Historically, Arab countries lagged behind others in adopting the Internet, the last ones doing so were Saudi Arabia in 1999 and Iraq in 2000. But by mid-2008, circa 38 million Arabs were on line, Egypt leading the way with 8.6 million users. www.al-bab.com adds “Having accepted the inevitability of the Internet, the first instinct of Arab regimes was to look for ways to control it. This was based partly on their fears of political subversion but also on fears of conservative and religious elements that would undermine ‘traditional’ values – fears that in both cases were well-founded.”
Nonetheless, the optimistic take is that the Information Highway will become the eradicator of Arab despots.

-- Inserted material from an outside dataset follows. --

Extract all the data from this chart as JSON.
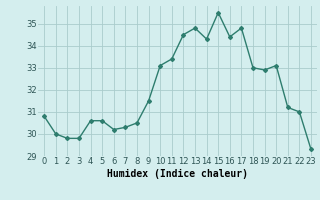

Mubarak’s first response to the uprising was to slam the Web shut. Renesys, a US based Internet monitoring firm, maintained this was “unprecedented in Internet history…the Egyptian government’s actions have essentially wiped their country from the global map.” This was too much, even for the Mubarak regime. Egypt is now back on the air, but the president had quickly and correctly identified the source of his plight.
Foreign Policy Magazine, January 11 2011, states that “North Africa and the Middle East now have the highest percentage of young people in the world. Sixty percent of the regions’ people are under 30, twice the rate of North America, found a study from the Pew Forum on Religion and Public Life. And with the unemployment rate at 10 percent or more, North Africa and the Middle East also have the highest rates of joblessness in the world. For the region’s young people, it’s four times that.” The population of Arab countries has nearly tripled since 1970, climbing from 128 million to 359 million
The disproportionate number of disenchanted young in "Arabia" may actually be cause for optimism. The good news is that these kids are bright and many are computer-savvy. This generation could bring the Arab world, kicking and screaming, into the Twenty-First Century.
Then again, there is a down side. Iran’s “Green Revolution” in 2009 was largely Internet-driven, but so was the immediate crackdown. The government quickly became adept at using the Internet to go after insurgents. Scott Shane in the New York Times observes “The Iranian police eagerly followed the electronic trails left by activists which assisted them in making thousands of arrests in the crackdown which followed. The government even crowd-searched its hunt for enemies, posting on the Web the photos of unidentified demonstrators and inviting Iranians to identify them.” Shane quotes Syrian activist Ahed al-Hindi, “Users must be aware that they are speaking to their oppressors as well as their friends.”
So will the Internet usher in an Arab “Age of Enlightenment” or be a tool for oppression? Or neither? Or both? Time will tell and time is getting short.